Mountain Xpress
- Type: Alternative weekly
- Format: Tabloid
- Publisher: Jeff Fobes
- Managing editor: Thomas Calder
- Language: English
- Headquarters: 2 Wall St. Asheville, NC 28801 United States
- Circulation: 28,565 (as of 2006)
- Website: mountainx.com

= Mountain Xpress =

Newspaper in Asheville, North Carolina

The Mountain Xpress is an alternative newspaper covering news, arts, local politics, and events primarily in Buncombe County and Asheville in western North Carolina, United States. Published each Wednesday in print and continuously online, it has a print circulation of about 29,000. The Mountain Xpress is one of 130 member newspapers of the Association of Alternative Newsweeklies.

==Mission statement==
The Mountain Xpress' mission is "To build community and strengthen democracy by serving an active, thoughtful readership at the local level – where the impact of citizen action is greatest".

==Coverage==
Mountain Xpress covers Buncombe County, including the city of Asheville, Henderson County, McDowell County and Haywood County.

==History ==
Publisher Jeff Fobes moved to Western North Carolina in 1984, and attended a local Green Party meeting in 1987. Shortly thereafter, he proposed founding a local Green Party-based newspaper, which he named Green Line. In 1994, Fobes renamed the paper to the Mountain Xpress.

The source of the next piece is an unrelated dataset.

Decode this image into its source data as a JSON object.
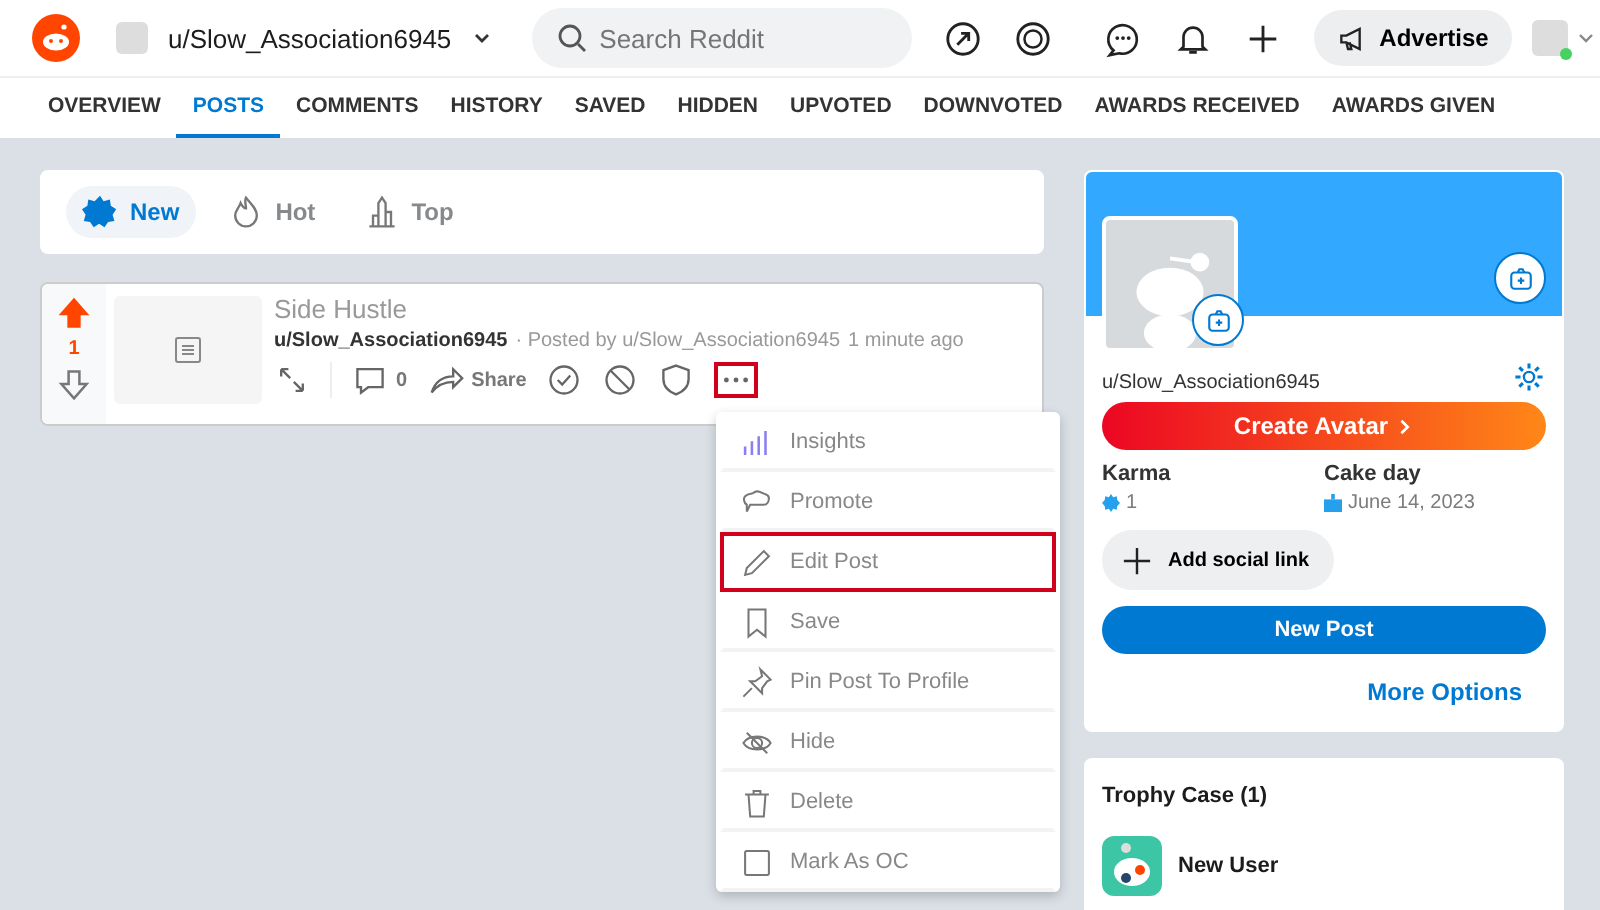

In 2026, Fobes sold the paper to a nonprofit called the Fund for Investigative Reporting (FIRE).

==Weekly features==
- Opinion & Letters, with regular cartoons by Randy Molton & Brent Brown
- News, including coverage of Buncombe County Board of Commissioners, Asheville City Council , Buncombe County Schools and Asheville City Schools
- Asheville Archives (pictures and stories from Asheville's history, often related to issues in today's headlines)
- Community Calendar, listing events held by nonprofits and/or noncommercial venues around Western North Carolina
- Wellness (health news)
- Green Scene (environmental-news feature)
- Farm & Garden (local happenings and trends to watch for growers)
- Food (covering restaurant, food & beverage news — including "Small Bites" short stories)
- Carolina Beer Guy (local beer & brewery news)
- Arts & Entertainment (music & art news — including "Smart Bets" short stories)
- Clubland (live music listings around Western North Carolina)
- Movie Reviews (movie reviews from diverse reviewers, hosted by the Asheville Movie Guys)
- Marketplace (classifieds, personals & astrology)
- New York Times crossword

== Voter Guides ==
Every election, Xpress publishes Election Voter Guides, which can include Asheville City Council, Buncombe County Board of Commissioners, North Carolina's 11th Congressional District, Buncombe County Sheriff, North Carolina District Court Judge, Buncombe County District Attorney and North Carolina Court of Appeals judges. In the voter guides, candidates answer questions generated by Xpress staff about their key endorsements, funds raised, motivations for running and other topics.

==Best of WNC==
The Xpress publishes an annual "Best of WNC" listing the best restaurants, businesses and activities in the Asheville area, based on a readers' poll.

Other Xpress guides to the area include Asheville Eats & Drinks, Give!Local guide to accessible philanthropy, Go Local Guide to discounts at local businesses, Nonprofit supplements, Women in Business supplements and Beer Fest.